Minister for diaspora affairs in US to give support to families of those killed in Berkeley
Minister of State for the Diaspora Jimmy Deenihan has travelled to the US to give first hand support to the grieving families of six students killed in a balcony collapse.
The first groups of parents arrived in San Francisco overnight to begin the unenviable task of visiting hospitals and mortuary rooms where their sons and daughters lie.
The victims - five from Ireland and one from California - plunged from a fourth-floor apartment in the university city of Berkeley as they attended a 21st birthday party in the early hours of Tuesday.
Minister for Foreign Affairs Charley Flanagan said concerns were also turning to the impact the trauma will have on those who survived the accident and those who witnessed it.
"We are also conscious that many Irish students were not physically injured, but were left deeply shocked and saddened by the loss of friends and classmates in this terrible accident," he said.
Seven people remain in hospital in California, some critically ill.
The close connections between all the dead and injured - friendships which spanned south Dublin suburbs, old school links and university classes - prompted a raw outpouring of grief at home.

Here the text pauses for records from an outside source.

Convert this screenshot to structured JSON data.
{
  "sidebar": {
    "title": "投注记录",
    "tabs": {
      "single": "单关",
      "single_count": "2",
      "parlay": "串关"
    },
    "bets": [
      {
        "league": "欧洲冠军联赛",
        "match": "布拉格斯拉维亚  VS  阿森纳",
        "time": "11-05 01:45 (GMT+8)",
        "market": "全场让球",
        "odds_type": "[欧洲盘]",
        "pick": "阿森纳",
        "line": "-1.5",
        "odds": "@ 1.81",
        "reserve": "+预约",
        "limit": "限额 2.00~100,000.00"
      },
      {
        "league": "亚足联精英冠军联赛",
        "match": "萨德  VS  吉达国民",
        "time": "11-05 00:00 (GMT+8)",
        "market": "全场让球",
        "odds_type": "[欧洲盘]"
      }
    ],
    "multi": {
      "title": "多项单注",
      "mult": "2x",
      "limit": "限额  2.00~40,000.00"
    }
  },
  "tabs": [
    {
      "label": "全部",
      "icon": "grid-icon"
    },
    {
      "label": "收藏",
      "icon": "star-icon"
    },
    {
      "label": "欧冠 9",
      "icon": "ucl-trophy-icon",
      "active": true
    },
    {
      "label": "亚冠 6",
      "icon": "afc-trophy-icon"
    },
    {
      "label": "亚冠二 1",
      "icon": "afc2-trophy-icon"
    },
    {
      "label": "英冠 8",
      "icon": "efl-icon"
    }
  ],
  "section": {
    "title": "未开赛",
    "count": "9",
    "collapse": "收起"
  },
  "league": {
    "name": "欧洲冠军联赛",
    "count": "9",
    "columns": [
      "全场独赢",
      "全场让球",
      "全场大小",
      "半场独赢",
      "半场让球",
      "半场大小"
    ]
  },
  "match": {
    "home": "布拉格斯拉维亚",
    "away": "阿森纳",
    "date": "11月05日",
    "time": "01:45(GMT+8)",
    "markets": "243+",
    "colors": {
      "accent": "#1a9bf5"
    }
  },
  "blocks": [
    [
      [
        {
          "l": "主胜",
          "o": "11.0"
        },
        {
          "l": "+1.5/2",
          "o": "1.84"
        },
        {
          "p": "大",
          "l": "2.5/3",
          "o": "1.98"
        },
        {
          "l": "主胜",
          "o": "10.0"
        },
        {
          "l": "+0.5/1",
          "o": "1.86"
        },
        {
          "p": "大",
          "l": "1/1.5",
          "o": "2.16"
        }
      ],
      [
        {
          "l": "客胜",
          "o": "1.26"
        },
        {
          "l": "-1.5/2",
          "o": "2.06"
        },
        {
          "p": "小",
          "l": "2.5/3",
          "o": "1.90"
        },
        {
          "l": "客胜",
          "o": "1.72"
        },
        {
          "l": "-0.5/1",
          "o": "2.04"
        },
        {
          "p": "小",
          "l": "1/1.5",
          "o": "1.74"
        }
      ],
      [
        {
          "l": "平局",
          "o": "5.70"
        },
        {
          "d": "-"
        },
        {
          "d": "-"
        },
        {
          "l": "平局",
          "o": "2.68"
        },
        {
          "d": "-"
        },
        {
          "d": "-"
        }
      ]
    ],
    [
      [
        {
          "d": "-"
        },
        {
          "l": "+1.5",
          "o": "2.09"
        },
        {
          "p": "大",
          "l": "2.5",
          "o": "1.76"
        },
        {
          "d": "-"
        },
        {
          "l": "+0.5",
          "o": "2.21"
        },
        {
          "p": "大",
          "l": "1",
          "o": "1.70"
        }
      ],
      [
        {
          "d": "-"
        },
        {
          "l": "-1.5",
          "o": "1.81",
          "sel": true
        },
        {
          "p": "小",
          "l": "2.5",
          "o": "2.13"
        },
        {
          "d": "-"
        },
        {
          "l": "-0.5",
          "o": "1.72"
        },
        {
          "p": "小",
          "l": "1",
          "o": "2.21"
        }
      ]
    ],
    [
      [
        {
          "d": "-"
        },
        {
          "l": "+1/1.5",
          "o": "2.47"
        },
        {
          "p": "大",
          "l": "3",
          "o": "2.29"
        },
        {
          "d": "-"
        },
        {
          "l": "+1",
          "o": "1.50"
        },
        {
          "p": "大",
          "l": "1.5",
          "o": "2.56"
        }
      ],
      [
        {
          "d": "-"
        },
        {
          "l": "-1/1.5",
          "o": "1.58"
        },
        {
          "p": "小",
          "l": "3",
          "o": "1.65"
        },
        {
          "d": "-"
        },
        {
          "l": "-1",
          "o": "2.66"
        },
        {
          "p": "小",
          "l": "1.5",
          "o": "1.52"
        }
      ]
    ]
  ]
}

The dead were were Ashley Donohoe, 22, an Irish-American from Rohnert Park, a city north of San Francisco, and her 21-year-old cousin Eimear Walsh, from Foxrock, south Dublin.
Ms Walsh studied medicine at University College Dublin (UCD), as did Lorcan Miller, also from south Dublin who was described by former teachers at St Andrew's College Booterstown as an exceptional person and perfectly suited to his chosen career as a doctor.
Headmaster Peter Fraser recalled him.
"The one thing speaking to colleagues this morning was the fact that he was positive, engaging, a decent boy who was incredibly talented, but normal, modest and balanced about it all.
He was hugely popular," Mr Fraser said.
Niccolai Schuster, from Terenure in the Irish capital, was also at UCD and studying history and politics.
Another link was the death of Olivia Burke, also from south Dublin, and Ms Walsh's friend from their school days in Loreto College Foxrock. She studied at Dun Laoghaire Institute of Art, Design and Technology.
Bernadette Prendiville, principal at Loreto, said: "They were just two beautiful students."
Eoghan Culligan, a student at Dublin Institute of Technology, was a passionate gaelic footballer and had gone to St Mary's College in Rathmines, Dublin with Niccolai Schuster.
They were all 21 and in the US on J1 working visas for the summer, a rite of passage for young people at college in Ireland.
Books of condolences were being opened in the Mansion House and St Patrick's Cathedral in Dublin, also in Cork and Galway while an online version on the UCD website was inundated with more than 8,000 messages in a few hours.
The Tricolour flew at half mast at Government Buildings while the Dail held a minute's silence and suspended normal business as a mark of respect.
Taoiseach Enda Kenny said: "We've all been shocked by the loss of life and injured.
"It is a terrible situation to have such a serious and sad incident to take place at the beginning of a summer's activity and opportunity for so many young people on J1 visas in the US."
Jimmy Deenihan, the minister responsible for diaspora affairs, was sent to San Francisco in a sign of solidarity while UCD also sent its chaplain, John McInerney, and a senior student services employee to help students.
An incident centre has been set up in Berkeley City Hall as officials await the first reports from police, fire and engineering investigations to determine the cause of the accident.
While prayers were offered around Ireland, the Catholic Bishop of Oakland, California Michael Barber talked to Ireland's senior Catholic cleric Archbishop Eamon Martin and held a memorial mass.
Some 24 hours since the tragedy, questions are moving on to the cause of the accident, with engineering crews expected to continue examining broken wooden beams which held up the balcony.
Investigators said the building code for 2007, when the property was completed, would have included a 60lbs-per-square-foot rule for the balcony, and with 13 people on the structure it may have been overloaded.
The Library Gardens apartment complex on Kittredge Street in Berkeley - a popular building for Irish students in the city for the summer and two blocks from the University of California, Berkeley - was built with a wooden frame.
Investigations will also examine if the cantilevered structure had been affected by dry rot or water damage. City inspectors "red-tagged" the rest of the building's balconies after the accident, banning their use.
Some 700 Irish students are in the San Francisco Bay Area for the season.
Police confirmed they had initially received reports of noise from the party about 45 minutes before the tragic accident, but officers had to divert to reports of a shooting elsewhere in the city.